Diberi nama "Saudi Vision 2030," rencana itu disetujui hari Senin (25/4) oleh Kabinet Saudi.
"Saya kira pada 2020, jika minyak berhenti berproduksi, kita bisa bertahan," ujar Pangeran Mohammed bin Salman dalam wawancara televisi yang disiarkan secara nasional.
Pemberlakuan rencana itu bukannya akan tanpa tantangan.

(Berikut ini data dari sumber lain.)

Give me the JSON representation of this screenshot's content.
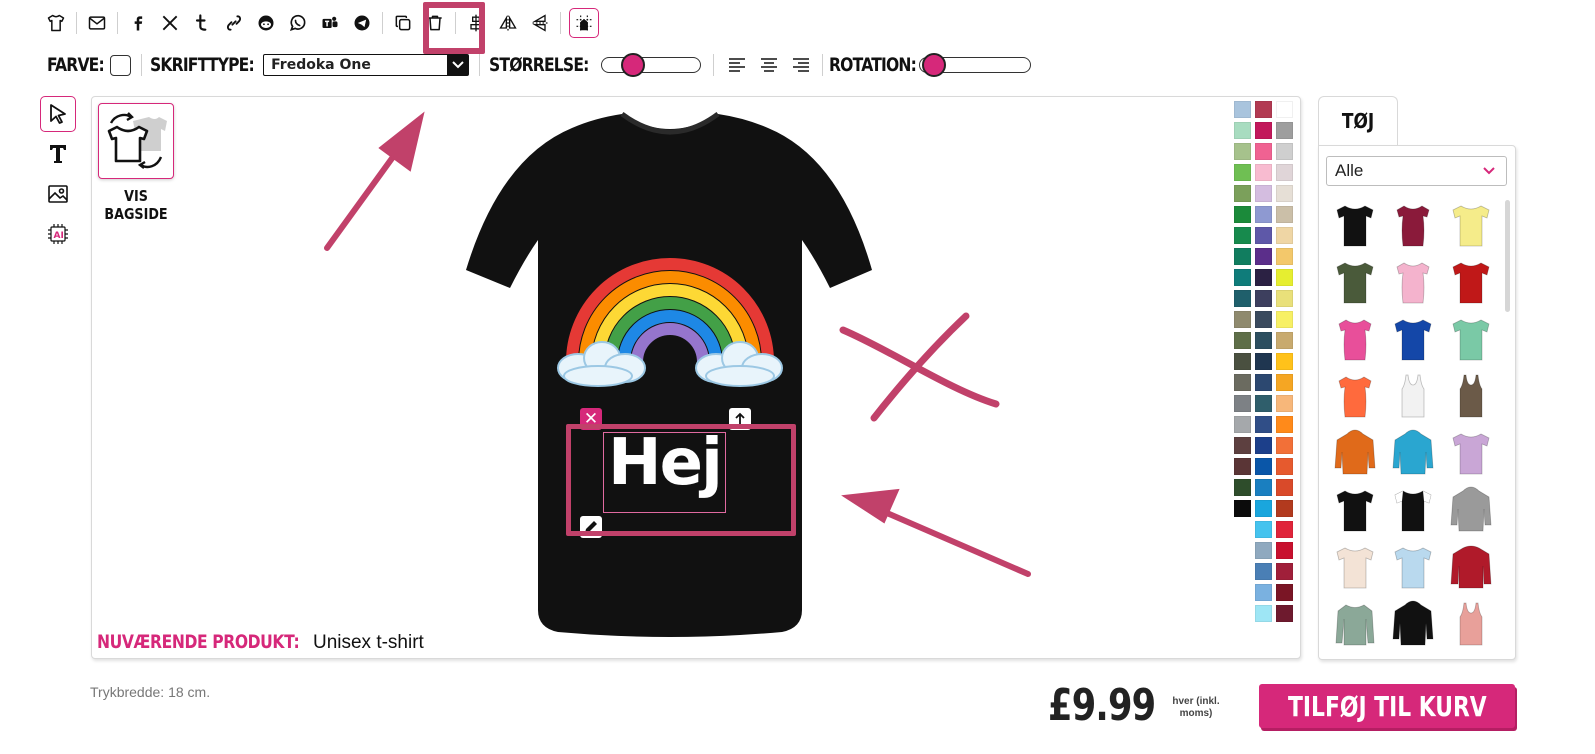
{
  "toolbar": {
    "icons": [
      "tshirt-icon",
      "mail-icon",
      "facebook-icon",
      "x-twitter-icon",
      "tumblr-icon",
      "link-icon",
      "reddit-icon",
      "whatsapp-icon",
      "teams-icon",
      "telegram-icon",
      "duplicate-icon",
      "trash-icon",
      "align-center-icon",
      "flip-horizontal-icon",
      "flip-vertical-icon",
      "grid-snap-icon"
    ]
  },
  "props": {
    "color_label": "FARVE:",
    "font_label": "SKRIFTTYPE:",
    "font_value": "Fredoka One",
    "size_label": "STØRRELSE:",
    "size_level": 0.25,
    "rotation_label": "ROTATION:",
    "rotation_level": 0.02
  },
  "left_tools": [
    "select-arrow-icon",
    "text-tool-icon",
    "image-tool-icon",
    "ai-tool-icon"
  ],
  "canvas": {
    "backside_label": "VIS BAGSIDE",
    "text_element": "Hej",
    "current_product_label": "NUVÆRENDE PRODUKT:",
    "current_product_value": "Unisex t-shirt",
    "shirt_color": "#111111"
  },
  "colors": [
    "#a9c4dd",
    "#b23a52",
    "#ffffff",
    "#a8dcc0",
    "#c2185b",
    "#9e9e9e",
    "#a6c28c",
    "#f06292",
    "#cfcfcf",
    "#6fbf53",
    "#f8bbd0",
    "#e0d5d8",
    "#7ba05b",
    "#d4bde0",
    "#e6dfd6",
    "#1b8a3a",
    "#8e99d1",
    "#cbbfa8",
    "#178a4d",
    "#5e58a8",
    "#efd6a5",
    "#117d5f",
    "#5b2e8a",
    "#f3c86b",
    "#0f7c7a",
    "#2b2143",
    "#e6ee30",
    "#1f5f6b",
    "#3d3f5e",
    "#e9e07a",
    "#8f8a6e",
    "#3a4a5e",
    "#f7f064",
    "#5e6e48",
    "#2c4e5f",
    "#c8aa6e",
    "#4a5040",
    "#1f3650",
    "#ffc21a",
    "#6b6b60",
    "#2c4870",
    "#f5a623",
    "#7d8185",
    "#2f5e6b",
    "#f7b77a",
    "#a5a8ab",
    "#304e87",
    "#ff8a1a",
    "#5d4040",
    "#1c3f8a",
    "#f27038",
    "#5a3536",
    "#0a56a8",
    "#e65a2e",
    "#2e4d2b",
    "#1a7fc0",
    "#d94a2a",
    "#0b0b0b",
    "#1aa6dd",
    "#b23a1e",
    "",
    "#45c3ee",
    "#e0243a",
    "",
    "#8fa9bf",
    "#c8102e",
    "",
    "#4a7fb5",
    "#a01f3a",
    "",
    "#7ab1e0",
    "#7a1525",
    "",
    "#9ee6f5",
    "#6e1a2e"
  ],
  "panel": {
    "tab_label": "TØJ",
    "filter_value": "Alle",
    "products": [
      {
        "kind": "tshirt",
        "color": "#111111"
      },
      {
        "kind": "tshirt-women",
        "color": "#8a1a3a"
      },
      {
        "kind": "tshirt",
        "color": "#f5ec8a"
      },
      {
        "kind": "tshirt",
        "color": "#4a5a3a"
      },
      {
        "kind": "tshirt-women",
        "color": "#f4b3cd"
      },
      {
        "kind": "tshirt",
        "color": "#c01818"
      },
      {
        "kind": "tshirt-women",
        "color": "#e84f9a"
      },
      {
        "kind": "tshirt",
        "color": "#1447a8"
      },
      {
        "kind": "tshirt",
        "color": "#7ac9a6"
      },
      {
        "kind": "tshirt-women",
        "color": "#ff6a3d"
      },
      {
        "kind": "tank",
        "color": "#f2f2f2"
      },
      {
        "kind": "tank",
        "color": "#6b5a48"
      },
      {
        "kind": "hoodie",
        "color": "#e06a1a"
      },
      {
        "kind": "hoodie",
        "color": "#2aa6d0"
      },
      {
        "kind": "tshirt",
        "color": "#c9a6d6"
      },
      {
        "kind": "tshirt",
        "color": "#111111"
      },
      {
        "kind": "raglan",
        "color": "#111111"
      },
      {
        "kind": "hoodie",
        "color": "#9a9a9a"
      },
      {
        "kind": "tshirt",
        "color": "#f3e3d6"
      },
      {
        "kind": "tshirt",
        "color": "#b9d9ee"
      },
      {
        "kind": "jacket",
        "color": "#b01a2a"
      },
      {
        "kind": "longsleeve",
        "color": "#8ba898"
      },
      {
        "kind": "hoodie",
        "color": "#111111"
      },
      {
        "kind": "tank",
        "color": "#e8a09a"
      }
    ]
  },
  "footer": {
    "print_width": "Trykbredde: 18 cm.",
    "price": "£9.99",
    "price_note": "hver (inkl. moms)",
    "cart_button": "TILFØJ TIL KURV"
  }
}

Di sebuah negara dengan 70 persen pendapatan dari minyak, pemerintah Saudi selama puluhan tahun telah menghabiskan begitu banyak uang untuk rakyatnya tanpa mengharuskan mereka membayar pajak.
Rencana Saudi menyusul rencana reformasi ekonomi jangka panjang yang diumumkan oleh negara-negara Teluk Persia, yakni Kuwait, Qatar dan Uni Emirat Arab. [hd/dw]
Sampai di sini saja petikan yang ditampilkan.